Что-то в голосе матери встревожило Фрэнсис. То, что она сказала, и как она это сказала, прозвучало пророчески. Морин действительно боялась. Боялась конца. Чьего конца? Она боялась того, что ничего нельзя будет исправить…
Теперь и Фрэнсис все больше беспокоилась за Джорджа.
В августе — после заключения пакта с Россией — в войну вступила Румыния. В середине сентября во Франции англичанами впервые были применены бронеавтомобили, благодаря чему появилась возможность преодолевать воронки от разрыва снарядов и окопы, — и английским войскам удалось продвинуться глубоко к рубежам немецкой обороны. Ликование в Англии было нескончаемым; многие предрекали, что мощные гусеничные машины сыграют решающую роль в дальнейших сражениях.

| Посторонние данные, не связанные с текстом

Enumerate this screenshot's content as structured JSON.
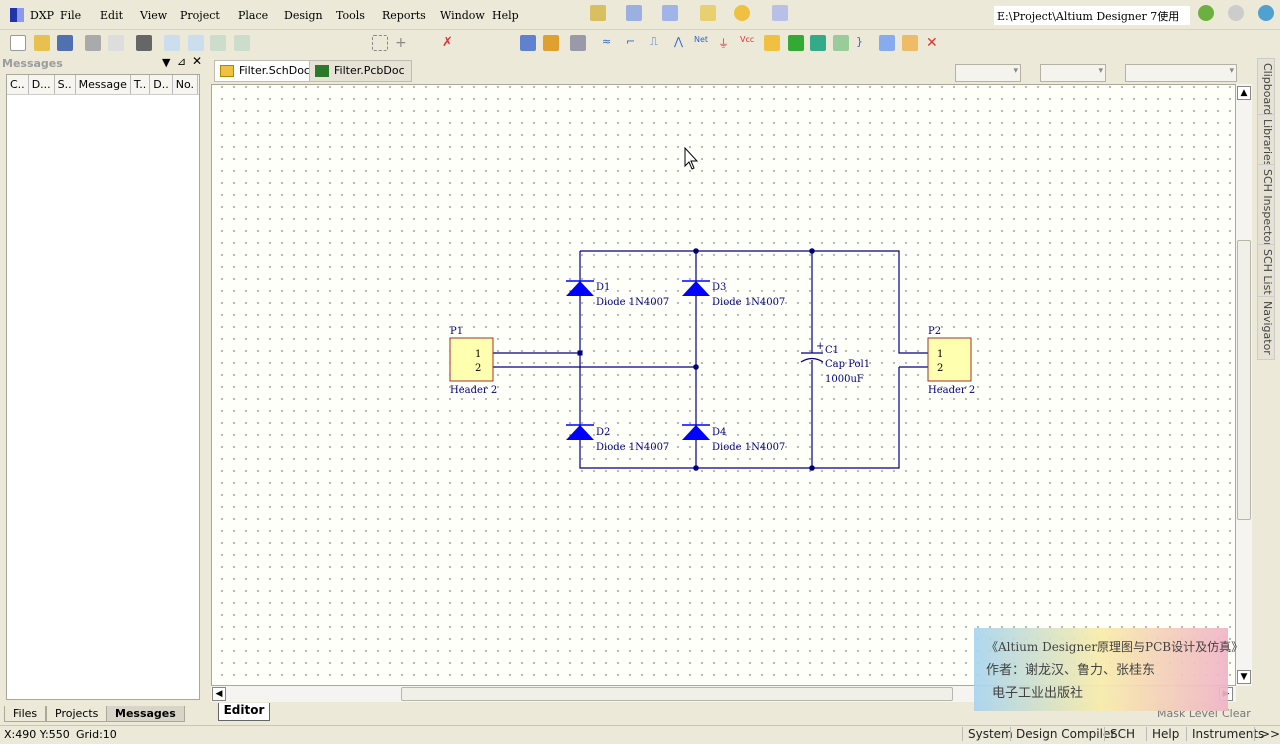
{
  "menubar": {
    "logo": "DXP",
    "items": [
      "File",
      "Edit",
      "View",
      "Project",
      "Place",
      "Design",
      "Tools",
      "Reports",
      "Window",
      "Help"
    ],
    "path": "E:\\Project\\Altium Designer 7使用"
  },
  "panel": {
    "title": "Messages",
    "columns": [
      "C..",
      "D...",
      "S..",
      "Message",
      "T..",
      "D..",
      "No."
    ],
    "tabs": [
      "Files",
      "Projects",
      "Messages"
    ]
  },
  "doc_tabs": [
    "Filter.SchDoc",
    "Filter.PcbDoc"
  ],
  "editor_tab": "Editor",
  "right_tabs": [
    "Clipboard",
    "Libraries",
    "SCH Inspector",
    "SCH List",
    "Navigator"
  ],
  "schematic": {
    "components": [
      {
        "ref": "P1",
        "value": "Header 2",
        "pins": [
          "1",
          "2"
        ]
      },
      {
        "ref": "P2",
        "value": "Header 2",
        "pins": [
          "1",
          "2"
        ]
      },
      {
        "ref": "D1",
        "value": "Diode 1N4007"
      },
      {
        "ref": "D2",
        "value": "Diode 1N4007"
      },
      {
        "ref": "D3",
        "value": "Diode 1N4007"
      },
      {
        "ref": "D4",
        "value": "Diode 1N4007"
      },
      {
        "ref": "C1",
        "value": "Cap Pol1",
        "value2": "1000uF",
        "polarity": "+"
      }
    ],
    "wire_color": "#00007f",
    "component_color": "#0000ff"
  },
  "bottom_right": {
    "mask_level": "Mask Level",
    "clear": "Clear"
  },
  "watermark": {
    "line1": "《Altium Designer原理图与PCB设计及仿真》",
    "line2": "作者：谢龙汉、鲁力、张桂东",
    "line3": "电子工业出版社"
  },
  "status": {
    "coords": "X:490 Y:550",
    "grid": "Grid:10",
    "items": [
      "System",
      "Design Compiler",
      "SCH",
      "Help",
      "Instruments",
      ">>"
    ]
  }
}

Но в действительности эйфория оказалась преждевременной; как часто бывало в этой войне, опять возникли проблемы с обеспечением. На фронт было отправлено слишком мало танков, и многие из них еще в пути вышли из строя. Оставшейся техники не хватало для широкомасштабного наступления. Короткий проблеск надежды быстро померк.
Однажды дождливым вечером в конце сентября Фрэнсис вернулась с фабрики и застала Элис в лихорадочных сборах в дорогу. В гостиной стояли два раскрытых чемодана, из-за чего в комнате практически не осталось места, где можно было бы стоять или ходить; несколько платьев было разложено на диване, который служил Фрэнсис кроватью. Между чемоданами балансировала Элис.
— Что ты делаешь? — удивленно спросила Фрэнсис, осторожно пробравшись в кухню, где поставила на стопку газет свои снятые в прихожей мокрые галоши.
— Я получила сообщение, — сказала Элис, — от командира батальона, где воюет Джордж. Он тяжело ранен.
Фрэнсис проглотила слюну.
— Что?
— Джордж лежит в лазарете в какой-то проклятой французской деревне. Он нетранспортабелен, — объяснила Элис.
Несмотря на плохие новости, она больше не казалась такой отчаявшейся и подавленной, как в предыдущие недели. Плохая новость была все же новостью. Неизвестность закончилась. Теперь она могла действовать.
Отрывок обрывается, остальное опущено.